Is it possible to implement a Python for range loop without an iterator variable?

Question

Is is possible to do this;

for i in range(some_number):
    #do something

without the i? If you just want to do something x amount of times and don't need the iterator.

Answer 1

Off the top of my head, no.

I think the best you could do is something like this:

def loop(f,n):
    for i in xrange(n): f()

loop(lambda: <insert expression here>, 5)

But I think you can just live with the extra i variable.

Here is the option to use the _ variable, which in reality, is just another variable.

for _ in range(n):
    do_something()

Note that _ is assigned the last result that returned in an interactive python session:

>>> 1+2
3
>>> _
3

For this reason, I would not use it in this manner. I am unaware of any idiom as mentioned by Ryan. It can mess up your interpreter.

>>> for _ in xrange(10): pass
...
>>> _
9
>>> 1+2
3
>>> _
9

And according to python grammar, it is an acceptable variable name:

identifier ::= (letter|"_") (letter | digit | "_")*

Answer 2

You may be looking for

for _ in itertools.repeat(None, times): ...

this is THE fastest way to iterate times times in Python.

Answer 3

The general idiom for assigning to a value that isn't used is to name it _.

for _ in range(times):
    do_stuff()

Answer 4

What everyone suggesting you to use _ isn't saying is that _ is frequently used as a shortcut to one of the gettext functions, so if you want your software to be available in more than one language then you're best off avoiding using it for other purposes.

import gettext
gettext.bindtextdomain('myapplication', '/path/to/my/language/directory')
gettext.textdomain('myapplication')
_ = gettext.gettext
# ...
print _('This is a translatable string.')

Answer 5

Here's a random idea that utilizes (abuses?) the data model.

class Counter(object):
  def __init__(self, val):
    self.val = val

  def __nonzero__(self):
    self.val -= 1
    return self.val >= 0

x = Counter(5)
while x:
  # Do something
  pass

I wonder if there is something like this in the standard libraries?

Answer 6

May be answer would depend on what problem you have with using iterator? may be use

i = 100
while i:
    print i
    i-=1

or

def loop(N, doSomething):
    if not N:
        return
    print doSomething(N)
    loop(N-1, doSomething)

loop(100, lambda a:a)

but frankly i see no point in using such approaches

Answer 7

You can use _11 (or any number or another invalid identifier) to prevent name-colision with gettext. Any time you use underscore + invalid identifier you get a dummy name that can be used in for loop.

Answer 8

t=0    
for _ in range (0, 10):
  print t
  t = t+1

OUTPUT:
0 1 2 3 4 5 6 7 9

Answer 9

I generally agree with solutions given above. Namely with:

1. Using underscore in for-loop (2 and more lines)
2. Defining a normal while counter (3 and more lines)
3. Declaring a custom class with __nonzero__ implementation (many more lines)

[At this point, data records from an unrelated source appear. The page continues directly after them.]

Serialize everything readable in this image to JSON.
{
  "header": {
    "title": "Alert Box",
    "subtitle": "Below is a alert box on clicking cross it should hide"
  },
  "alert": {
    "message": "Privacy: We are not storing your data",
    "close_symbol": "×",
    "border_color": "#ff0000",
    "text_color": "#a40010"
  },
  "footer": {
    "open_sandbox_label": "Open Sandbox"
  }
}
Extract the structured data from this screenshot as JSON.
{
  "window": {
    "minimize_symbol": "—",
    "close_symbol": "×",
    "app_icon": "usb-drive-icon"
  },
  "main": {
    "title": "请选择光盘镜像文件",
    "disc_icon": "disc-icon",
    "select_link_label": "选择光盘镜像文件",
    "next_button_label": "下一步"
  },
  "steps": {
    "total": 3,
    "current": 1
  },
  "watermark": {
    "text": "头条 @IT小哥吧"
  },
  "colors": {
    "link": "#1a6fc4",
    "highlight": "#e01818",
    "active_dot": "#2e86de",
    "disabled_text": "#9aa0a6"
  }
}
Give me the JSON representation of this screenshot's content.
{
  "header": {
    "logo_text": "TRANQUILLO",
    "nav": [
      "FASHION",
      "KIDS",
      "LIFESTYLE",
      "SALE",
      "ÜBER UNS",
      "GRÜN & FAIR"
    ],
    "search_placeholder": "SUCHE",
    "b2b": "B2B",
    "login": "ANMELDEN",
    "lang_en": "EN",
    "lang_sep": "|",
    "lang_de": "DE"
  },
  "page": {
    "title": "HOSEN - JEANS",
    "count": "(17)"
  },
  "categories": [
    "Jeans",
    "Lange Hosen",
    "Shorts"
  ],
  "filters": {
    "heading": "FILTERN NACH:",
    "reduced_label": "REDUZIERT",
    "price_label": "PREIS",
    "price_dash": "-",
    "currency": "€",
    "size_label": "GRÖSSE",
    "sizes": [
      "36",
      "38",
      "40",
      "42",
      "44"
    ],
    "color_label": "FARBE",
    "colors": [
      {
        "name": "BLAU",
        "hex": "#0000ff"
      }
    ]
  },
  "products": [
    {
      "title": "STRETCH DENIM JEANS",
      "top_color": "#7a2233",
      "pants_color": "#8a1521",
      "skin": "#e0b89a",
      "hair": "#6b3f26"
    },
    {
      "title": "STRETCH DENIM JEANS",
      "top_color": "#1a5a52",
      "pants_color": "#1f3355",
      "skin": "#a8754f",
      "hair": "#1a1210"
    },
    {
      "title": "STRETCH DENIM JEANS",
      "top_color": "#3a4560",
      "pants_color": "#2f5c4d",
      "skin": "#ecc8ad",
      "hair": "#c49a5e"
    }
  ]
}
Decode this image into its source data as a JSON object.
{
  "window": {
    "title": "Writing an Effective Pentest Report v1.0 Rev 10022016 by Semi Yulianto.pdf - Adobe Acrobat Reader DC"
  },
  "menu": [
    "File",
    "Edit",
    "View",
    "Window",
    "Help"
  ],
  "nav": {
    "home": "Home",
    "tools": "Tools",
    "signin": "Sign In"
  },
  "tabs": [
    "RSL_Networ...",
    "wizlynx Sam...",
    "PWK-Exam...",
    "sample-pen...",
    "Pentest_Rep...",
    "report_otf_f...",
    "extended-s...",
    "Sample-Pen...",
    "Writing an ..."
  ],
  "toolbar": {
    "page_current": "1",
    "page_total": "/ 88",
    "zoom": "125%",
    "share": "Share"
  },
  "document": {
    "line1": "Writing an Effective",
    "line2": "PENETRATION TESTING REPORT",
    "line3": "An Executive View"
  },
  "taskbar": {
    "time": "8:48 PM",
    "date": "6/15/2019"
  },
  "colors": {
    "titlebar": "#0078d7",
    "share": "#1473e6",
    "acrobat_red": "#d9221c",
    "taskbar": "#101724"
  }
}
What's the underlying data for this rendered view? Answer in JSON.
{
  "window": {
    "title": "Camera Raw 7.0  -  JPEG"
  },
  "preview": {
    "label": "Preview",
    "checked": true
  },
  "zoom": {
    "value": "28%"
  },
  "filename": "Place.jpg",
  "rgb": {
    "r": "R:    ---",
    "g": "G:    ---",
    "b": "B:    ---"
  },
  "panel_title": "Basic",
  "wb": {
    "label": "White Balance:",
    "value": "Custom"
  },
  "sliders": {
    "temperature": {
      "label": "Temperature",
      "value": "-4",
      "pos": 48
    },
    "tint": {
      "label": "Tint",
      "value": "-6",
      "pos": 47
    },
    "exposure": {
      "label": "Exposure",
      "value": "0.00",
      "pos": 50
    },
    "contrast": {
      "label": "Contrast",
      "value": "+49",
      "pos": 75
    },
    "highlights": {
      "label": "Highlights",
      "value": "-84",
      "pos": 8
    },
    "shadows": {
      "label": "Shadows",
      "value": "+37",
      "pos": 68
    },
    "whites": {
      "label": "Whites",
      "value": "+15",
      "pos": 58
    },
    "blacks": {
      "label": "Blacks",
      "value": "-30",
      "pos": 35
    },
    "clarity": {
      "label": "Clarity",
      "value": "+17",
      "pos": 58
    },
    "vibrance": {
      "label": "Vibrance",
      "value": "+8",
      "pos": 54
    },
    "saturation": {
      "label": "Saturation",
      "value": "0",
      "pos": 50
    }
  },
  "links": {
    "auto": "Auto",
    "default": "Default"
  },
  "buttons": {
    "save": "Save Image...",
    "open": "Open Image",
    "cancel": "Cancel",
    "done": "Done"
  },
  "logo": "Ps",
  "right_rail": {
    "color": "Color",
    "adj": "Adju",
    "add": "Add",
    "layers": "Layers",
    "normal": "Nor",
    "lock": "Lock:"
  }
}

If one is to define an object as in #3 I would recommend implementing protocol for with keyword or apply contextlib.

Further I propose yet another solution. It is a 3 liner and is not of supreme elegance, but it uses itertools package and thus might be of an interest.

from itertools import (chain, repeat)

times = chain(repeat(True, 2), repeat(False))
while next(times):
    print 'do stuff!'

In these example 2 is the number of times to iterate the loop. chain is wrapping two repeat iterators, the first being limited but the second is infinite. Remember that these are true iterator objects, hence they do not require infinite memory. Obviously this is much slower then solution #1. Unless written as a part of a function it might require a clean up for times variable.

Answer 10

Instead of an unneeded counter, now you have an unneeded list. Best solution is to use a variable that starts with "_", that tells syntax checkers that you are aware you are not using the variable.

x = range(5)
while len(x) > 0:
  x.pop()
  print "Work!"

Answer 11

#Return first n items of the iterable as a list
list(itertools.islice(iterable, n))

Taken from http://docs.python.org/2/library/itertools.html

Answer 12

What about:

while range(some_number):
    #do something